To measure the unemployment rate, the U.S, Department of Labor surveys 60,000 homes each month. Each household must answer a series of questions, and from these the breakdown in the table below is derived. Excluded from any consideration in determining employment-unemployment status are all those under 16 years of age and those in penal or mental institutions, sanatoriums, and homes for the infirm, aged, or needy. People are considered not in the labor force if they are not working for pay and have no interest in finding a job. Examples are retired persons, some housewives and students, and disabled persons. People are considered employed if they work for pay any time in the week that includes the 12th day of the month, or if they worked unpaid fifteen hours or more in a family-operated business, or if they were temporarily absent from a regular job because of illness, vacation, industrial dispute, or similar reason. People are considered unemployed if they do not work during the week containing the 12th day of the month, are available for work (except for temporary illness), and have looked for jobs within the preceding four weeks. Also considered as unemployed are those who do not look for jobs because they are on layoff or because they are waiting to start a new job within thirty days.

EMPLOYMENT STATUS OF THE NONINSTITUTIONAL POPULATION 16 YEARS AND OVER, 1982
(numbers in thousands)

Noninstitutional Population

173,939

Not in Labor Force

62,067

Labor Force

111,872

Employed

101,194

Unemployed

10,578

Unemployment Rate

9.5%

(Source: Monthly Labor Review, December 1983, p. 65)

The unemployment rate is found by dividing the total number of unemployed by the labor force. The result is then seasonally adjusted. Seasonal adjustment is a procedure that many statistical series undergo. It eliminates movements that occur each year in a seasonal pattern. For example, each spring when school lets out there is a flood of new job seekers, and each fall as school resumes there is a reduction in those looking for and who have work. If this regular seasonal variation is not eliminated, the numbers will suggest that the economy is having difficulty each spring but that it recovers each fall.

The computation of the unemployment rate is done by assigning everyone in the population to one of four boxes.
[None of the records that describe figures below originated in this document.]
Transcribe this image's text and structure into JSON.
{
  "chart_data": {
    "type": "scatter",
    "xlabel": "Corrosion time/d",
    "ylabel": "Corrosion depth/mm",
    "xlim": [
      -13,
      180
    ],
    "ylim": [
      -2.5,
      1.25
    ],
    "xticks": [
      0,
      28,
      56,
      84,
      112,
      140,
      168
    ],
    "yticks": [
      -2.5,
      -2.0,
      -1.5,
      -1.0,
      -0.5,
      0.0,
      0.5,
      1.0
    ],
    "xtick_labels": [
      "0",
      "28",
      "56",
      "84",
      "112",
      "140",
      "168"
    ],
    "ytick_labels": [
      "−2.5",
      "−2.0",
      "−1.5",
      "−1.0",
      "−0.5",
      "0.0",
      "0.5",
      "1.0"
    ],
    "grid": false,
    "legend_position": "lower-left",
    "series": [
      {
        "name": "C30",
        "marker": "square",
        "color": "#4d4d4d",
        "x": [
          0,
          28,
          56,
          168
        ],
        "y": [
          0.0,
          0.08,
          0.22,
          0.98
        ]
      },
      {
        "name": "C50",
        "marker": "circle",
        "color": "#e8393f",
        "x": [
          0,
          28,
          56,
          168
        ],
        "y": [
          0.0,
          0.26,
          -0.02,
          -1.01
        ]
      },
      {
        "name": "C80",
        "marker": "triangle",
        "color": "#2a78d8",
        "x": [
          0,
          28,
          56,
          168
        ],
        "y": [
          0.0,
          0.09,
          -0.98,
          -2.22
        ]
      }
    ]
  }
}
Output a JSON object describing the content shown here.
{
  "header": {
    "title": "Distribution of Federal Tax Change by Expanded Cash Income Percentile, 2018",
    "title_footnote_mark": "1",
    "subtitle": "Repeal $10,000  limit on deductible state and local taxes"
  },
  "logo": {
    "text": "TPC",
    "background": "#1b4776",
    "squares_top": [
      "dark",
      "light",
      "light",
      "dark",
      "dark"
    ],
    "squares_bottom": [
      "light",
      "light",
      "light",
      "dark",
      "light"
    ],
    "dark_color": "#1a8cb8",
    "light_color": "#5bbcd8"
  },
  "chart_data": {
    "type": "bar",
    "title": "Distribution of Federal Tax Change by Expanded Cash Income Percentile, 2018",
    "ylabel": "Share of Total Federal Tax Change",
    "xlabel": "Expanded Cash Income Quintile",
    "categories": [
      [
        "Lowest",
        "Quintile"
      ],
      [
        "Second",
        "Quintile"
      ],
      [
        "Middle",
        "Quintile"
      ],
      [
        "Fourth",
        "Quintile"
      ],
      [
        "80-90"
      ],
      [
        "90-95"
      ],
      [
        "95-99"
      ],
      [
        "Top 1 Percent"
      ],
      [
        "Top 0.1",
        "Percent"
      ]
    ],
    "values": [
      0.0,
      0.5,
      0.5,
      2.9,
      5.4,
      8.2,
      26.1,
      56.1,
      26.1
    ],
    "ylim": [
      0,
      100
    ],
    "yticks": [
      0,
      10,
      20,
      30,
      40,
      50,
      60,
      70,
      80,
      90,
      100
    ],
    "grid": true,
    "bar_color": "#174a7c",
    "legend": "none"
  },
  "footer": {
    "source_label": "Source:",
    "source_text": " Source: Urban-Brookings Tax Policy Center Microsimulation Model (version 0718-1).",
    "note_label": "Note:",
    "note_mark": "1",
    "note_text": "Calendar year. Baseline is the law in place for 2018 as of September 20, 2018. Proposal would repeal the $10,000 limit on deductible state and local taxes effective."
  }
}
Starting with the whole population, there are some who cannot choose to work because they are too young or because they are in prisons, mental hospitals, or other institution. What is left is the noninstitutional population. Some of them choose not to work, and they are not in the labor force. What is left is the labor force, those who choose to work. Some of them have jobs--the employed--and some of them do not--the unemployed. The picture below summarizes this process of fitting everyone into a box.

Everyone gets a box

However, not everyone fits neatly and clearly into one box. As a result, there are some problems with interpreting what unemployment rates really mean.